On Tue, Dec 5, 2023 at 3:45 PM Jesse Brandeburg <jesse.brandeburg@intel.com> wrote:
On 12/5/2023 11:21 AM, Hagen Paul Pfeifer wrote:
> * Brandeburg, Jesse | 2023-12-05 18:58:37 [+0000]:
>
> Hey Jesse
>
>> We thought it might be a useful start to figure out a good set of benchmarks
>> to demonstrate "power vs networking" problems. I have a couple in mind right
>> away. One is "system is sleeping but I'm trying to run a latency sensitive
>> workload and the latency sucks" Two is "system is sleeping and my
>> single-threaded bulk throughput benchmark (netperf/iperf2/neper/etc) shows a
>> lot of retransmits and / or receiver drops"
>
> The first is a good - but rather unreasonable, isn't it? RT guys setting max_cstate
> to 1 or so to guarantee a low latency, deterministic RT behavior. I think that
> if low latency is the ultimate goal, compromises must inevitably be made in
> the PM domain.

I think you're thinking too small/detailed. RT is also a special case,
but the deadlines for 100G+ networking are much shorter (microseconds or
nanoseconds) than the RT deadlines (usually milliseconds)

>
> The second it don't get (e.g.):
>   - CPU is in idle state C10
>   - NIC wakeup and interrupt CPU interrupt controller
>   - CPU C10 -> C0

takes at least 890 us, maybe longer (from my really old Intel(R)
Core(TM) i7-8700K CPU @ 3.70GHz)
C10:
Flags/Description: MWAIT 0x60
Latency: 890

>   - softirq and packet will be processed until delivered to netperf/iperf2/neper
>
> Where do the retransmits/drops occur here? Sure C10 -> C0 takes some wakeup
> penalty, but no drop.

quick math at 100Gb/s
64 byte arrival rate: 0.00672us
1518 byte arrival rate: 0.12304us

890us / 0.00672us = 132,440 packets per wakeup
890us / 0.12304us = 7,233 packets per wakeup

So, this means that you have to have at least that many receive
descriptors (one per packet) pre-allocated to hold those packets until
your CPU wakes up and starts processing the initial interrupt.

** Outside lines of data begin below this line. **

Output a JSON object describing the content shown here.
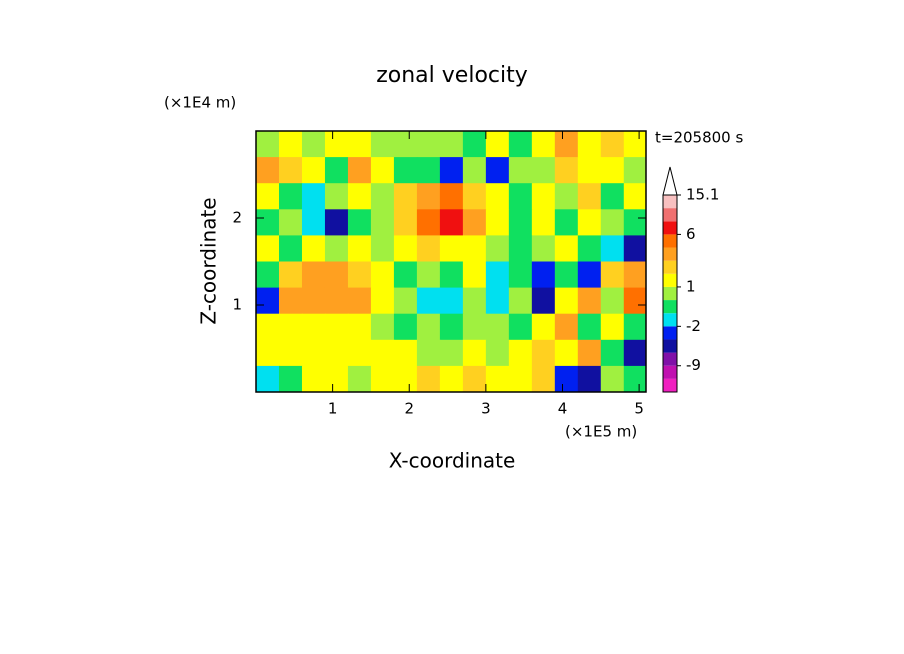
{
  "chart_data": {
    "type": "contour",
    "title": "zonal velocity",
    "time_label": "t=205800 s",
    "xlabel": "X-coordinate",
    "ylabel": "Z-coordinate",
    "x_scale_label": "(×1E5 m)",
    "y_scale_label": "(×1E4 m)",
    "xlim": [
      0,
      5.09
    ],
    "ylim": [
      0,
      3
    ],
    "xticks": [
      1,
      2,
      3,
      4,
      5
    ],
    "yticks": [
      1,
      2
    ],
    "field": {
      "x": [
        0.15,
        0.45,
        0.75,
        1.05,
        1.35,
        1.65,
        1.95,
        2.25,
        2.55,
        2.85,
        3.15,
        3.45,
        3.75,
        4.05,
        4.35,
        4.65,
        4.95
      ],
      "z": [
        2.85,
        2.55,
        2.25,
        1.95,
        1.65,
        1.35,
        1.05,
        0.75,
        0.45,
        0.15
      ],
      "values": [
        [
          0.5,
          1.5,
          0.5,
          1.5,
          1.5,
          0.5,
          0.5,
          0.5,
          0.5,
          -0.5,
          1.5,
          -0.5,
          1.5,
          3.5,
          1.5,
          2.5,
          1.5
        ],
        [
          3.5,
          2.5,
          1.5,
          -0.5,
          3.5,
          1.5,
          -0.5,
          -0.5,
          -3,
          0.5,
          -3,
          0.5,
          0.5,
          2.5,
          1.5,
          1.5,
          0.5
        ],
        [
          1.5,
          -0.5,
          -1.5,
          0.5,
          1.5,
          0.5,
          2.5,
          3.5,
          5,
          2.5,
          1.5,
          -0.5,
          1.5,
          0.5,
          2.5,
          -0.5,
          1.5
        ],
        [
          -0.5,
          0.5,
          -1.5,
          -5,
          -0.5,
          0.5,
          2.5,
          5,
          7,
          3.5,
          1.5,
          -0.5,
          1.5,
          -0.5,
          1.5,
          0.5,
          -0.5
        ],
        [
          1.5,
          -0.5,
          1.5,
          0.5,
          1.5,
          0.5,
          1.5,
          2.5,
          1.5,
          1.5,
          0.5,
          -0.5,
          0.5,
          1.5,
          -0.5,
          -1.5,
          -5
        ],
        [
          -0.5,
          2.5,
          3.5,
          3.5,
          2.5,
          1.5,
          -0.5,
          0.5,
          -0.5,
          1.5,
          -1.5,
          -0.5,
          -3,
          -0.5,
          -3,
          2.5,
          3.5
        ],
        [
          -3,
          3.5,
          3.5,
          3.5,
          3.5,
          1.5,
          0.5,
          -1.5,
          -1.5,
          0.5,
          -1.5,
          0.5,
          -5,
          1.5,
          3.5,
          0.5,
          5
        ],
        [
          1.5,
          1.5,
          1.5,
          1.5,
          1.5,
          0.5,
          -0.5,
          0.5,
          -0.5,
          0.5,
          0.5,
          -0.5,
          1.5,
          3.5,
          -0.5,
          1.5,
          -0.5
        ],
        [
          1.5,
          1.5,
          1.5,
          1.5,
          1.5,
          1.5,
          1.5,
          0.5,
          0.5,
          1.5,
          0.5,
          1.5,
          2.5,
          1.5,
          3.5,
          -0.5,
          -5
        ],
        [
          -1.5,
          -0.5,
          1.5,
          1.5,
          0.5,
          1.5,
          1.5,
          2.5,
          1.5,
          2.5,
          1.5,
          1.5,
          2.5,
          -3,
          -5,
          0.5,
          -0.5
        ]
      ]
    },
    "levels": [
      -12,
      -9,
      -6,
      -4,
      -2,
      -1,
      0,
      1,
      2,
      3,
      4,
      6,
      9,
      12,
      15.1
    ],
    "colors": [
      "#f020c0",
      "#c010b0",
      "#8010a8",
      "#1010a0",
      "#0020f0",
      "#00e0f0",
      "#10e060",
      "#a0f040",
      "#ffff00",
      "#ffd020",
      "#ffa020",
      "#ff7000",
      "#f01010",
      "#f07070",
      "#f8c0c0",
      "#ffffff"
    ],
    "colorbar_ticks": [
      15.1,
      6,
      1,
      -2,
      -9
    ]
  }
}
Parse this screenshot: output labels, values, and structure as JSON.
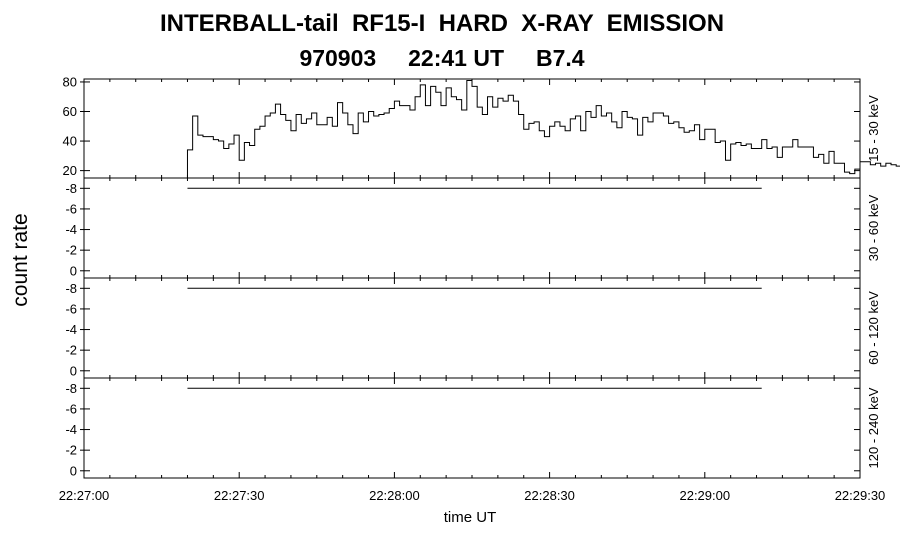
{
  "header": {
    "title": "INTERBALL-tail  RF15-I  HARD  X-RAY  EMISSION",
    "subtitle": "970903     22:41 UT     B7.4"
  },
  "chart_data": {
    "type": "line",
    "title": "INTERBALL-tail  RF15-I  HARD  X-RAY  EMISSION",
    "subtitle": "970903     22:41 UT     B7.4",
    "xlabel": "time UT",
    "ylabel": "count rate",
    "x_ticks": [
      "22:27:00",
      "22:27:30",
      "22:28:00",
      "22:28:30",
      "22:29:00",
      "22:29:30"
    ],
    "xlim": [
      "22:27:00",
      "22:29:30"
    ],
    "panels": [
      {
        "name": "15 - 30 keV",
        "ylim": [
          15,
          82
        ],
        "y_ticks": [
          20,
          40,
          60,
          80
        ],
        "series": [
          {
            "x_start": "22:27:20",
            "step_seconds": 1,
            "values": [
              34,
              57,
              44,
              43,
              43,
              41,
              40,
              35,
              38,
              44,
              27,
              39,
              37,
              48,
              50,
              57,
              59,
              65,
              58,
              54,
              47,
              58,
              52,
              55,
              59,
              51,
              51,
              56,
              50,
              66,
              59,
              51,
              45,
              59,
              53,
              60,
              57,
              58,
              59,
              62,
              67,
              64,
              64,
              61,
              70,
              78,
              64,
              77,
              73,
              64,
              76,
              70,
              68,
              61,
              81,
              77,
              63,
              58,
              70,
              63,
              69,
              67,
              71,
              67,
              58,
              48,
              52,
              53,
              47,
              43,
              50,
              53,
              50,
              47,
              55,
              57,
              47,
              60,
              56,
              64,
              57,
              59,
              53,
              49,
              60,
              56,
              55,
              44,
              56,
              53,
              59,
              59,
              57,
              52,
              53,
              49,
              46,
              47,
              51,
              41,
              48,
              48,
              39,
              40,
              27,
              38,
              39,
              37,
              38,
              35,
              35,
              41,
              35,
              36,
              29,
              36,
              36,
              41,
              36,
              36,
              36,
              29,
              31,
              25,
              33,
              25,
              25,
              19,
              18,
              21,
              26,
              26,
              24,
              25,
              23,
              25,
              24,
              23,
              23,
              15,
              30
            ]
          }
        ]
      },
      {
        "name": "30 - 60 keV",
        "ylim": [
          0.7,
          -9.0
        ],
        "y_ticks": [
          0,
          -2,
          -4,
          -6,
          -8
        ],
        "series": [
          {
            "x": [
              "22:27:20",
              "22:29:11"
            ],
            "values": [
              -8,
              -8
            ]
          }
        ]
      },
      {
        "name": "60 - 120 keV",
        "ylim": [
          0.7,
          -9.0
        ],
        "y_ticks": [
          0,
          -2,
          -4,
          -6,
          -8
        ],
        "series": [
          {
            "x": [
              "22:27:20",
              "22:29:11"
            ],
            "values": [
              -8,
              -8
            ]
          }
        ]
      },
      {
        "name": "120 - 240 keV",
        "ylim": [
          0.7,
          -9.0
        ],
        "y_ticks": [
          0,
          -2,
          -4,
          -6,
          -8
        ],
        "series": [
          {
            "x": [
              "22:27:20",
              "22:29:11"
            ],
            "values": [
              -8,
              -8
            ]
          }
        ]
      }
    ],
    "grid": false
  }
}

Our default 2,048 descriptor rings are able to hold 13us and 252us,
respectively, of packets on one ring.

If the DMA was asleep due to PC6+ state then the only storage is on the
NIC FIFO, and the timelines are much shorter.

>
> Jesse, I wonder if the benchmarks lead to much? Can we use them to make
> measurements that are comparable? What do you want to achieve with the
> benchmarks? Sorry for asking these questions! ;-)

Of course that's the goal :-) And I like the questions, keep em coming!

I'm hoping to start us on the path of a) including some knowledge of the
wake latency and system behavior in the networking layer. b) Some back
and forth communication from the networking layer to the scheduler and
CPU power manager based on that knowledge.